With the pectin chains re-formed, there is now a network that traps water and gives the jelly its characteristic firm-but-wiggly texture.

Don't you feel empowered by all this information?  Put it to good use:


Rosehip and Apple Jelly
adapted from River Cottage Handbook No. 2 - Preserves

Ingredients
  • 325 g rosehips
  • 775 g apples, peeled and quartered (I used windfall apples from my questionable backyard apple tree, removing any severely damaged sections)
  • roughly 550 g sugar
Procedure

Place the quartered apples in a straight-sided pan.  Cover with water.  Bring to a boil, then simmer until the apples soften and turn to pulp.




In the mean time, chop the rosehips in a food processor.



Add the rosehips to the pan and simmer for 10 minutes.



Remove the pan from the heat and let stand for 10 minutes.  Pour the mixture into a scalded jelly bag suspended over a bowl.
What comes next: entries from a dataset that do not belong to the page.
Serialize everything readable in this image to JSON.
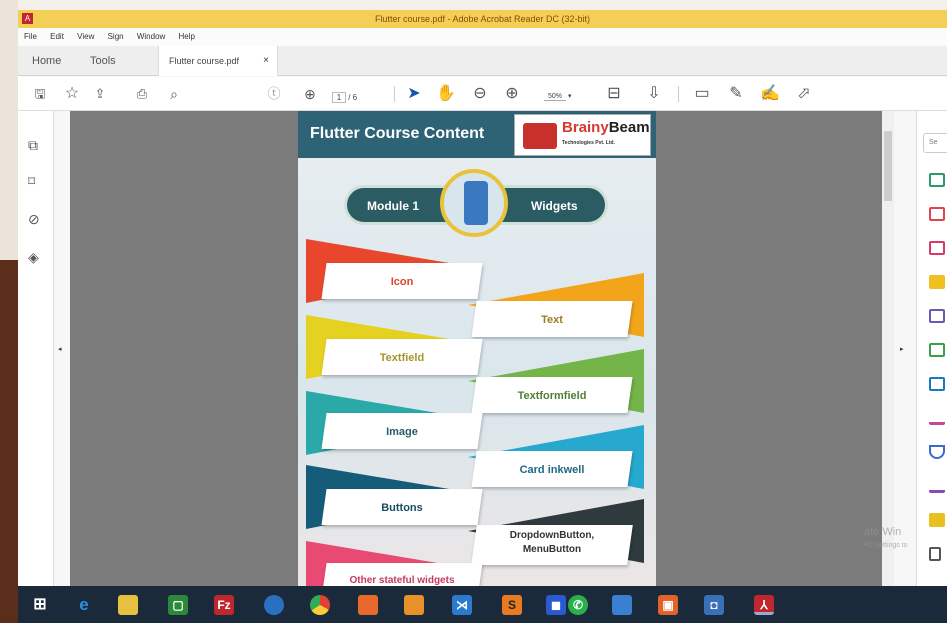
{
  "window": {
    "title": "Flutter course.pdf - Adobe Acrobat Reader DC (32-bit)"
  },
  "menu": [
    "File",
    "Edit",
    "View",
    "Sign",
    "Window",
    "Help"
  ],
  "tabs": {
    "home": "Home",
    "tools": "Tools",
    "document": "Flutter course.pdf",
    "close": "×"
  },
  "toolbar": {
    "page_current": "1",
    "page_total": "/ 6",
    "zoom": "50%",
    "icons": [
      "save-icon",
      "star-icon",
      "upload-icon",
      "print-icon",
      "search-icon",
      "page-up-icon",
      "page-down-icon",
      "select-cursor-icon",
      "hand-icon",
      "zoom-out-icon",
      "zoom-in-icon",
      "zoom-dropdown-icon",
      "fit-page-icon",
      "scroll-mode-icon",
      "comment-icon",
      "highlight-pen-icon",
      "sign-icon",
      "share-icon"
    ]
  },
  "left_pane": {
    "icons": [
      "pages-icon",
      "bookmark-icon",
      "attachment-icon",
      "layers-icon"
    ]
  },
  "right_pane": {
    "search_placeholder": "Se",
    "tool_icons": [
      "export-pdf-icon",
      "create-pdf-icon",
      "edit-pdf-icon",
      "comment-tool-icon",
      "combine-files-icon",
      "organize-pages-icon",
      "scan-ocr-icon",
      "fill-sign-icon",
      "protect-icon",
      "more-tools-icon",
      "stamp-icon",
      "wrench-icon"
    ]
  },
  "pdf": {
    "title": "Flutter Course Content",
    "logo": {
      "brand_a": "Brainy",
      "brand_b": "Beam",
      "subtitle": "Technologies Pvt. Ltd."
    },
    "module": {
      "left": "Module 1",
      "right": "Widgets"
    },
    "topics": [
      "Icon",
      "Text",
      "Textfield",
      "Textformfield",
      "Image",
      "Card inkwell",
      "Buttons",
      "DropdownButton, MenuButton",
      "Other stateful widgets"
    ],
    "topic_colors": {
      "red": "#e8472e",
      "orange": "#f2a51a",
      "yellow": "#e5d11f",
      "green": "#73b548",
      "teal": "#2aa9a8",
      "blue": "#27a8cf",
      "navy": "#145c78",
      "dark": "#2e3a3e",
      "pink": "#e84a73"
    }
  },
  "watermark": {
    "line1": "ate Win",
    "line2": "PC settings to"
  },
  "taskbar": {
    "icons": [
      "windows-start-icon",
      "edge-icon",
      "file-explorer-icon",
      "store-icon",
      "filezilla-icon",
      "chrome-blue-icon",
      "chrome-icon",
      "app-orange-icon",
      "app-orange2-icon",
      "vscode-icon",
      "sublime-icon",
      "app-blue-icon",
      "whatsapp-icon",
      "photos-icon",
      "powerpoint-icon",
      "outlook-icon",
      "acrobat-icon"
    ]
  }
}
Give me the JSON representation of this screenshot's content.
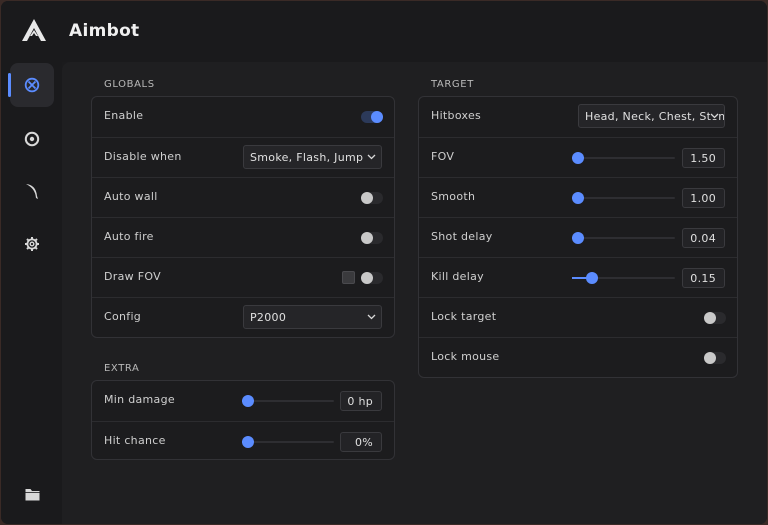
{
  "app": {
    "title": "Aimbot",
    "logo_icon": "aimbot-logo-icon",
    "accent_color": "#5b8cff"
  },
  "sidebar": {
    "items": [
      {
        "icon": "crosshair-icon",
        "active": true
      },
      {
        "icon": "eye-icon",
        "active": false
      },
      {
        "icon": "knife-icon",
        "active": false
      },
      {
        "icon": "gear-icon",
        "active": false
      },
      {
        "icon": "folder-icon",
        "active": false
      }
    ]
  },
  "globals": {
    "section_label": "GLOBALS",
    "enable": {
      "label": "Enable",
      "value": true
    },
    "disable_when": {
      "label": "Disable when",
      "value": "Smoke, Flash, Jump"
    },
    "auto_wall": {
      "label": "Auto wall",
      "value": false
    },
    "auto_fire": {
      "label": "Auto fire",
      "value": false
    },
    "draw_fov": {
      "label": "Draw FOV",
      "value": false,
      "color": "#3a3a3d"
    },
    "config": {
      "label": "Config",
      "value": "P2000"
    }
  },
  "extra": {
    "section_label": "EXTRA",
    "min_damage": {
      "label": "Min damage",
      "value": 0,
      "display": "0 hp"
    },
    "hit_chance": {
      "label": "Hit chance",
      "value": 0,
      "display": "0%"
    }
  },
  "target": {
    "section_label": "TARGET",
    "hitboxes": {
      "label": "Hitboxes",
      "value": "Head, Neck, Chest, Stomach"
    },
    "fov": {
      "label": "FOV",
      "value": 1.5,
      "display": "1.50",
      "fraction": 0.03
    },
    "smooth": {
      "label": "Smooth",
      "value": 1.0,
      "display": "1.00",
      "fraction": 0.05
    },
    "shot_delay": {
      "label": "Shot delay",
      "value": 0.04,
      "display": "0.04",
      "fraction": 0.06
    },
    "kill_delay": {
      "label": "Kill delay",
      "value": 0.15,
      "display": "0.15",
      "fraction": 0.19
    },
    "lock_target": {
      "label": "Lock target",
      "value": false
    },
    "lock_mouse": {
      "label": "Lock mouse",
      "value": false
    }
  }
}
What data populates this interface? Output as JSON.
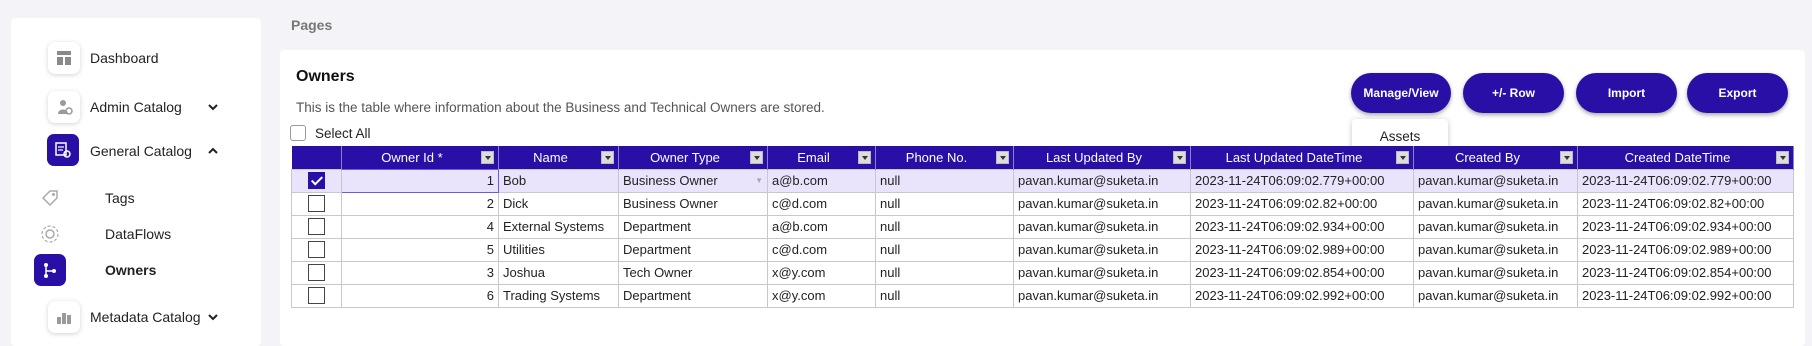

Drain for several hours.  After 24 hours I ended up with about 800 mL liquid.



Measure the juice and put it into a pot. Bring to a boil, then add 400 g of sugar for each 600 mL of juice. (My 800 mL of liquid required 533 g sugar.) Stir until completely dissolved, then boil to setting point, 220F.



After boiling I had roughly 500 mL jelly. Pour into hot sterilized jars.


1.  McGee, Harold. On Food and Cooking. ©2004 Scribner, New York. Page 296.  This is the only direct citation I used, but really all of the scientific info is from this invaluable reference.